When you die, assets in your personal name become part of your estate which are afterward distributed to your beneficiaries (spouse, children etc) under the supervision of the executor as per your Will. In general there is no tax.
The treatment of your super when you die is a little different – there are both advantages and disadvantages.
Superannuation, like an investment character held in your own name is part of your matrimonial assets – meaning it needs to be divided between the divorcing parties. When a SMSF that only holds character and cash is involved, the typical course of action is to sell the character, pay off any loan(s) and move each party’s interest to a separate fund (SMSF or retail / industry fund).

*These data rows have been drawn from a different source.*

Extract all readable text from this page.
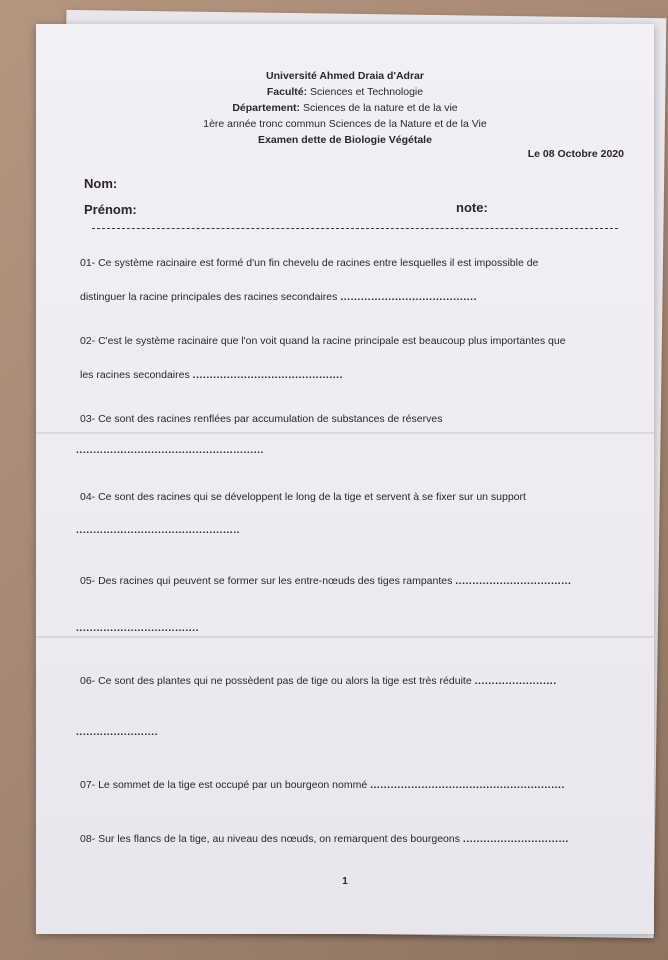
Université Ahmed Draia d'Adrar
Faculté: Sciences et Technologie
Département: Sciences de la nature et de la vie
1ère année tronc commun Sciences de la Nature et de la Vie
Examen dette de Biologie Végétale
Le 08 Octobre 2020
Nom:
Prénom:	note:
01- Ce système racinaire est formé d'un fin chevelu de racines entre lesquelles il est impossible de
distinguer la racine principales des racines secondaires ........................................
02- C'est le système racinaire que l'on voit quand la racine principale est beaucoup plus importantes que
les racines secondaires ............................................
03- Ce sont des racines renflées par accumulation de substances de réserves
.......................................................
04- Ce sont des racines qui se développent le long de la tige et servent à se fixer sur un support
................................................
05- Des racines qui peuvent se former sur les entre-nœuds des tiges rampantes ..................................
....................................
06- Ce sont des plantes qui ne possèdent pas de tige ou alors la tige est très réduite ........................
........................
07- Le sommet de la tige est occupé par un bourgeon nommé .........................................................
08- Sur les flancs de la tige, au niveau des nœuds, on remarquent des bourgeons ...............................
1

Whether the character is owned personally or in an SMSF, if you can’t make the loan repayments the bank has you over a barrel. If everything does go wrong and the bank re-possesses the character and sells it as the mortgagee if the character is in your own name, you may have to fork out to pay any costs that the sale doesn’t cover.
By comparison, the SMSF loan has to be ‘limited recourse’ meaning they bank only can access the proceeds from the sale of the character – not any other assets of the SMSF or from you personally. Also with the SMSF loans requiring higher deposits (lower LVRs) it is less likely the sale proceeds wouldn’t cover the loan repayment and associated bank legal costs.
Negative Gearing: 4 SMSF: 5
In general, purchasing an investment character via a SMSF is going to be better strategy compared to buying it your personal name.